Dr Cooney said as with other transplant operations, the patient has to be in good physical and mental shape,
She said psychiatric evaluations can take up to a year before a patient will be approved to have the operation.
‘There’s a significant loss with the initial injury that the patient has to overcome emotionally.
‘If the patient has a significant other when he begins working with our team, we also work to educate that person on what to expect.
‘We can’t guarantee the outcome or the extent of urinary function, erection, and ability to have sexual intercourse or have children.’
How long do you anticipate before the donor penis will be fully functioning?
Dr Redett said the first priority is to ensure the transplanted tissue has adequate blood supply, to prevent immediate rejection.
He said that should be apparent within a few days to weeks.
‘The next priority will be to regain function,’ he said.
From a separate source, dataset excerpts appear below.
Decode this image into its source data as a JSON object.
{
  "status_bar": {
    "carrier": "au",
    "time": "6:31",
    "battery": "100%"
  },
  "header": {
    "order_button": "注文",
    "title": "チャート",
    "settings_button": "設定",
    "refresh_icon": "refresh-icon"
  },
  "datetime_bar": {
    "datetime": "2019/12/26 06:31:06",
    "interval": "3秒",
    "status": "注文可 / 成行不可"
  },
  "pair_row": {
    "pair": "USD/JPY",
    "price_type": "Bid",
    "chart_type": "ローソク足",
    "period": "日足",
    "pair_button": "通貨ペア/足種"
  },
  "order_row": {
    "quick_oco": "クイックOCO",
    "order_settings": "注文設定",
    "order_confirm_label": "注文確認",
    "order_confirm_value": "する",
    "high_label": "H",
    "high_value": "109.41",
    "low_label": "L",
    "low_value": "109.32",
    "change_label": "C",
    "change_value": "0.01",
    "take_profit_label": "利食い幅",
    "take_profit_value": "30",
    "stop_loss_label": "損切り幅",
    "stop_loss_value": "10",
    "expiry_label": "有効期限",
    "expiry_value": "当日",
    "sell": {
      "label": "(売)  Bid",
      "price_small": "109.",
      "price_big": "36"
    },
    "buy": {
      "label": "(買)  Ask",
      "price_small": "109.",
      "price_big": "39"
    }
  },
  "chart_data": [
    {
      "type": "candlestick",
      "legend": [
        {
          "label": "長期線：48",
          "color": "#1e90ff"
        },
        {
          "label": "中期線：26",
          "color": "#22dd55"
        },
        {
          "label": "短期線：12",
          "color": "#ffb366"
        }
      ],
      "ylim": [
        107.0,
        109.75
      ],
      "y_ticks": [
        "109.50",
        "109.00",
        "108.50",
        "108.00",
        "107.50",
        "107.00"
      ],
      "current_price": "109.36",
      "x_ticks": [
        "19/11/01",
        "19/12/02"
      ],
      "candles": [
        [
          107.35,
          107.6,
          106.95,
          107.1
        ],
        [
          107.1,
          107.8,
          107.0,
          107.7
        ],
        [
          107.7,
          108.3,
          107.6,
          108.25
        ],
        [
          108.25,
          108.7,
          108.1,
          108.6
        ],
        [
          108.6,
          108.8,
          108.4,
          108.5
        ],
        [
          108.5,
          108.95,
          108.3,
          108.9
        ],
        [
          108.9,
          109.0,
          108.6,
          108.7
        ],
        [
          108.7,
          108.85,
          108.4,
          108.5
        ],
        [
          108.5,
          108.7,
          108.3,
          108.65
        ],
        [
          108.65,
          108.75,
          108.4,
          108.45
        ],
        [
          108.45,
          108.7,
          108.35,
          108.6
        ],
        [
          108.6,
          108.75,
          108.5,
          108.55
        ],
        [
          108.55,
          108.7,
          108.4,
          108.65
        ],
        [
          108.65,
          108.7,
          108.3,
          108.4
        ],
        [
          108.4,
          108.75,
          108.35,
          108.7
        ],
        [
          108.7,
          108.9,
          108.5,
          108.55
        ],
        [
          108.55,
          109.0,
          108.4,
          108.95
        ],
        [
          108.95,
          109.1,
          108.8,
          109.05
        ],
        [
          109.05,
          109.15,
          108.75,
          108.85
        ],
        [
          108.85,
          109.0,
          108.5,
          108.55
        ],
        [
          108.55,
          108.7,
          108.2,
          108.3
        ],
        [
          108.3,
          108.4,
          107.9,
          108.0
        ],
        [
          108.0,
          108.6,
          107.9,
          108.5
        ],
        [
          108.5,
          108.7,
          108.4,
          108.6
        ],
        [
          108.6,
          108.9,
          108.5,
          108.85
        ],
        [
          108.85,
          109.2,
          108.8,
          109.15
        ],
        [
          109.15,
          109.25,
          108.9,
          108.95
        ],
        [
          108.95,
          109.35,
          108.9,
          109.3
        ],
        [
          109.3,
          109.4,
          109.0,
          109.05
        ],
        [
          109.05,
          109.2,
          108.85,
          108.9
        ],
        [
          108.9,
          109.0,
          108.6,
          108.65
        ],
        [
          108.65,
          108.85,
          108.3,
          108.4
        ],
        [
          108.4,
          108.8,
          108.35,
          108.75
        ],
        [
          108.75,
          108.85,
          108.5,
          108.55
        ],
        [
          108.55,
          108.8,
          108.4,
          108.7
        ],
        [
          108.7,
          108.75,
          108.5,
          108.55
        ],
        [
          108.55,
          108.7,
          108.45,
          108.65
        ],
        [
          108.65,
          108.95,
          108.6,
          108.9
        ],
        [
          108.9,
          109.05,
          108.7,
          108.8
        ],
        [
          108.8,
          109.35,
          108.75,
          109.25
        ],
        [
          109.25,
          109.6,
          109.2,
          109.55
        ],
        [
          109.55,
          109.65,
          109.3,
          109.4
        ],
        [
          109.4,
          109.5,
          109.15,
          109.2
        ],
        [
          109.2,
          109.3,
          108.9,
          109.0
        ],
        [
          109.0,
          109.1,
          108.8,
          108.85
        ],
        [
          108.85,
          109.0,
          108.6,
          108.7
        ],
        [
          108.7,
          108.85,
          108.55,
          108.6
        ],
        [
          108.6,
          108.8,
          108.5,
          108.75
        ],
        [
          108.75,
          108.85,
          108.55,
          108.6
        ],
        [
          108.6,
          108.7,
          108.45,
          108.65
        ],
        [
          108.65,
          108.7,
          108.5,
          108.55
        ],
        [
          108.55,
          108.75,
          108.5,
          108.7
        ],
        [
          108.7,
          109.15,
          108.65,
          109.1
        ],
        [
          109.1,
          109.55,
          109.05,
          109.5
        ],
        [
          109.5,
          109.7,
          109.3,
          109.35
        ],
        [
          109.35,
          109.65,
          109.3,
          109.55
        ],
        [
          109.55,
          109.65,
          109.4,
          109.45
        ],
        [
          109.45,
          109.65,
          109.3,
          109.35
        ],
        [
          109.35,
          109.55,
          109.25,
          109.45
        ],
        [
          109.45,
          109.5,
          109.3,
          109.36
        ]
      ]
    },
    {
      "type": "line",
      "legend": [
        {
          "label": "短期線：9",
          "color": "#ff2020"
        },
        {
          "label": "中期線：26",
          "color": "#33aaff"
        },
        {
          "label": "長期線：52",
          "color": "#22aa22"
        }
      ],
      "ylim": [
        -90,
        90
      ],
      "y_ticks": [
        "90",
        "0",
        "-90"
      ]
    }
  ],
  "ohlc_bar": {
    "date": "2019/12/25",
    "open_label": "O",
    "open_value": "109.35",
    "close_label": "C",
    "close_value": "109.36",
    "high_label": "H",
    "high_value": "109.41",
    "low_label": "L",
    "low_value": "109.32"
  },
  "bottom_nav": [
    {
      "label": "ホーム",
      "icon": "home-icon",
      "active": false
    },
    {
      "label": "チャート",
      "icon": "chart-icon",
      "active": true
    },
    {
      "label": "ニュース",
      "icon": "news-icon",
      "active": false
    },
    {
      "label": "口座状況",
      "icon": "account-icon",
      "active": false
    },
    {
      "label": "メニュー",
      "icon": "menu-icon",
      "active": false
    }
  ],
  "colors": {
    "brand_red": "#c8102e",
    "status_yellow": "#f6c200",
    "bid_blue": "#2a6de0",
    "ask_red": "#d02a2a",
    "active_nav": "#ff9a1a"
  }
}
‘Nerves grow at a rate of one millimeter per day, about one inch per month.
‘We anticipate that achieving function, including urinary and sexual function, could take between six to 12 months.
‘If the patient’s testes are still present, he may even be able to father children.’
What precautions are taken to try and prevent the risk of rejection?
Dr Cooney said the patient will be given immunosuppressive drugs following the procedure.
Ten to 14 days later he will receive a bone marrow infusion from the donor.
‘By doing that, we have been able to reduce the number of anti-rejection medications the patient will have to take for the rest of his life, down to one pill twice a day,’ she explained.